Agriculture takes all this to the extreme. Agriculture didn’t arise out of horticultural communities, but rather arose directly from foragers in areas dominated by specific wild grasses. Foragers grew sedentary as they fenced in these grains, creating permanent settlements (and vast fields with even less crop and food diversity than horticulturists) and learned how to domesticate them, thus creating the first true cities. This happened in the Middle East and the Indus Valley with wheat and wheat-like grains, Southeast Asia with rice, South America with quinoa, and corn in Central and Southwestern North America. Social stratification based on sex and class, the othering of outsiders, mass surpluses of food, ownership of land and resources and the products of laborers engaged in non-food producing endeavors thanks to the surplus – all both emerging from and leading to more wealth, property, inequality, war, empire, and so on.
This is backed up by what we know of ancient hunter-gatherers through first hand recorded accounts as well as those still living today. Hunter-gatherers today (heartbreakingly few) that are fully forager, and have abstained from the encroaching influence of the dominant culture (again, heartbreakingly few), remain egalitarian. If there is a division of labor based on sex, it is based on true physical differences, not notions of superiority, such as men hunting the large game, and women nursing children. But most tasks are held in common, like gathering firewood, making clothes and hunting tools, and gathering fruit and nuts. And what they make and own is few due to the natural limitations to surplus that a nomadic existence ensures.
But indigenous communities that have adopted some horticulture, or who have completely switched to subsistence farming, are less egalitarian, for all the reasons mentioned above. Many Polynesian island communities exemplified this, as do most of the remaining indigenous people of the interior of Papua New Guinea. And even indigenous people that aren’t horticulturalists fall victim to patriarchy if they become domesticated. Tribes of the Pacific Northwest were hunter-gatherers, but yet still sedentary because of the abundance of the salmon runs. And they had hierarchies with Chiefs and Big Men, ownership of surplus and wealth, power over others, a warrior culture.
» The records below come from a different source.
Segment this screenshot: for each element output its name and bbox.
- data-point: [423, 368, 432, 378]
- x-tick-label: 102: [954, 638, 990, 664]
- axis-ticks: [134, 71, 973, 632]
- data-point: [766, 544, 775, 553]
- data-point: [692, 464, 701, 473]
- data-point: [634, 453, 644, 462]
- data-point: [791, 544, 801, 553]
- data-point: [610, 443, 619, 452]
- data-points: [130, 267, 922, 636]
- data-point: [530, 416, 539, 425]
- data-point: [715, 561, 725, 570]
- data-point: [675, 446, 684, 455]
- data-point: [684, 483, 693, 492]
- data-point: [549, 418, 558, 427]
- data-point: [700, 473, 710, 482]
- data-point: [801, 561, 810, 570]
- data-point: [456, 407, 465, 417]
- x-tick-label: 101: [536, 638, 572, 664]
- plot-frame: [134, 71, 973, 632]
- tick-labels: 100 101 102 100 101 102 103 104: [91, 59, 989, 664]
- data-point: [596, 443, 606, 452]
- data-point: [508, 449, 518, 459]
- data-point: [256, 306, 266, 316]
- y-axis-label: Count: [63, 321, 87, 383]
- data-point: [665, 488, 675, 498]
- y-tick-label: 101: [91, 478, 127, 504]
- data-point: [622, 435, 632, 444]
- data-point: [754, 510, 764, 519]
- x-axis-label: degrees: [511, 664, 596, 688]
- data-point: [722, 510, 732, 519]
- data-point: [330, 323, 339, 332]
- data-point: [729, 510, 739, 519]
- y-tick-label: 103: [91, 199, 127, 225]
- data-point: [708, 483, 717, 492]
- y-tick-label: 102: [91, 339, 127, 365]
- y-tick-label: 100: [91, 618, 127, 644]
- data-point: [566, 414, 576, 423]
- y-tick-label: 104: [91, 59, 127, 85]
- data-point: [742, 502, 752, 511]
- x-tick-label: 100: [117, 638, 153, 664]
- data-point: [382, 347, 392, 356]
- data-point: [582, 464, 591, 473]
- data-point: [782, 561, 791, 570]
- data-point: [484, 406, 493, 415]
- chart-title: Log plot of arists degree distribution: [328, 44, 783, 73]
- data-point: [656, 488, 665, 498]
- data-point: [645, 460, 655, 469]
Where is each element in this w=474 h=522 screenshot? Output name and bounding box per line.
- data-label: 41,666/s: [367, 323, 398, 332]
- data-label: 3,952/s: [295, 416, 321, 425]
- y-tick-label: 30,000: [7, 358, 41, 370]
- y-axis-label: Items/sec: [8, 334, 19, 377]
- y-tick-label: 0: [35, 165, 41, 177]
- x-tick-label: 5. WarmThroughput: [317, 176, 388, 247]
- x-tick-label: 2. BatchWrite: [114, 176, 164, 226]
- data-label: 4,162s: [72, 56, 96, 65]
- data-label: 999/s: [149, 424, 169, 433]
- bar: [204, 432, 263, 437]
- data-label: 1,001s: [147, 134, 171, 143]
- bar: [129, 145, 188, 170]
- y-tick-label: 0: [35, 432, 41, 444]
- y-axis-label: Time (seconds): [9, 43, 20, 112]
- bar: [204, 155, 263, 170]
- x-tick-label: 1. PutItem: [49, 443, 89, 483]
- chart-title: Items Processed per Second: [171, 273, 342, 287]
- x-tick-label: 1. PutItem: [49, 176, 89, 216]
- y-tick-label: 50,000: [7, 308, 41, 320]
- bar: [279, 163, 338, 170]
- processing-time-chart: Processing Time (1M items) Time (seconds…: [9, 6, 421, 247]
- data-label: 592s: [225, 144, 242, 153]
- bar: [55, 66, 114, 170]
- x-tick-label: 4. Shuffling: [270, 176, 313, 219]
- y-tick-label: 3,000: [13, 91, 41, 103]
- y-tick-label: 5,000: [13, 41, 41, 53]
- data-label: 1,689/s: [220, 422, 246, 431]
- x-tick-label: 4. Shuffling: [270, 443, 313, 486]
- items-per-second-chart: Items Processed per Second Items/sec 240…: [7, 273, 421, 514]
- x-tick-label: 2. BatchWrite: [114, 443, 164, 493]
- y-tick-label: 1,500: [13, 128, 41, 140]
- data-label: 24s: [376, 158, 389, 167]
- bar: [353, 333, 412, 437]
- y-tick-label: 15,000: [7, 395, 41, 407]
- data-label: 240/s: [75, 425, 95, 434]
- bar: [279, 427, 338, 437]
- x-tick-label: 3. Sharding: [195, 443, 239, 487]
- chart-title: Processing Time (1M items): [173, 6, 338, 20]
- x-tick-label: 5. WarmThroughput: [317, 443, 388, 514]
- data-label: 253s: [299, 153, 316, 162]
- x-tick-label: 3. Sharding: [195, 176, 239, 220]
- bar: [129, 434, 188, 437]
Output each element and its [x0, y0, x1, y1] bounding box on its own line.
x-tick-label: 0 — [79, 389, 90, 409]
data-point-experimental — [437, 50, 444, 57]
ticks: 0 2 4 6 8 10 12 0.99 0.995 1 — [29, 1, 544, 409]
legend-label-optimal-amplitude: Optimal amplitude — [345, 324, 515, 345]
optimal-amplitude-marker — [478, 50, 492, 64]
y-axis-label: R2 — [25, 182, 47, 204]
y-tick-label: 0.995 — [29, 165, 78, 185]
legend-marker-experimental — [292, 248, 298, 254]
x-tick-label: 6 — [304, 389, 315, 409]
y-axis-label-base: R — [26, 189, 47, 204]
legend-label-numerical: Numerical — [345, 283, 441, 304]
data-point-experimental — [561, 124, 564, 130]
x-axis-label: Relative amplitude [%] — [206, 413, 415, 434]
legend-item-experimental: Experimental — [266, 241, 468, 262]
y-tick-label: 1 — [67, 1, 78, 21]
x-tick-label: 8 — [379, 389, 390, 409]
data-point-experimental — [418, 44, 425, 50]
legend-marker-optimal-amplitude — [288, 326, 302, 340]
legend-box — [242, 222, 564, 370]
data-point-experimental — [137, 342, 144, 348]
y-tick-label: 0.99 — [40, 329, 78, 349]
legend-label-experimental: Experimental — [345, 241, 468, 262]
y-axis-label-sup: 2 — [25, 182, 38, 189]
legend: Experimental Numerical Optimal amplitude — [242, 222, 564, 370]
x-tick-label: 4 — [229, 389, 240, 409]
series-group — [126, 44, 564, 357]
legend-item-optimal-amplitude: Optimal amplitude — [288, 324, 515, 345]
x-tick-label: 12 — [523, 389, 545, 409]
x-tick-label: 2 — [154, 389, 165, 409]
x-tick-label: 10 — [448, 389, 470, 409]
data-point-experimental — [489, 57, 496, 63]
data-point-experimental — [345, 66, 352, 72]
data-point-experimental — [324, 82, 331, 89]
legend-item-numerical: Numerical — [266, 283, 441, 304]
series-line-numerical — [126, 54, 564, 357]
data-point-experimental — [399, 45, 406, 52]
Many Inuit peoples fared the same despite their complete lack of either horticulture or agriculture, because as they domesticated dogs for transportation, it allowed those who did to store and transport more than they could carry, leading to wealth accumulation and property.
That’s not to criticize them in any way. Their way of life, though not completely without power relations and hierarchy, still involved a reverence for life and the land and can’t compare to the level of destruction caused by civilization and industry. But I think it’s important, and not just feel-good theorizing, to try to understand the real origins of coercive power and hierarchy, including patriarchy, because if we are ever to create autonomous communities in right relationship with the land and human and non-human life, and though we can stand in solidarity with all indigenous peoples regardless of food acquisition method, we should discard the characteristics of those societies that tended to inequality.
This really comes down to the return systems of indigenous people, as there’s a difference between immediate return hunter-gatherers and even non-trade oriented delayed return hunter-gathers, who are egalitarian, and the trade-oriented delayed return economies of non-egalitarian indigenous people.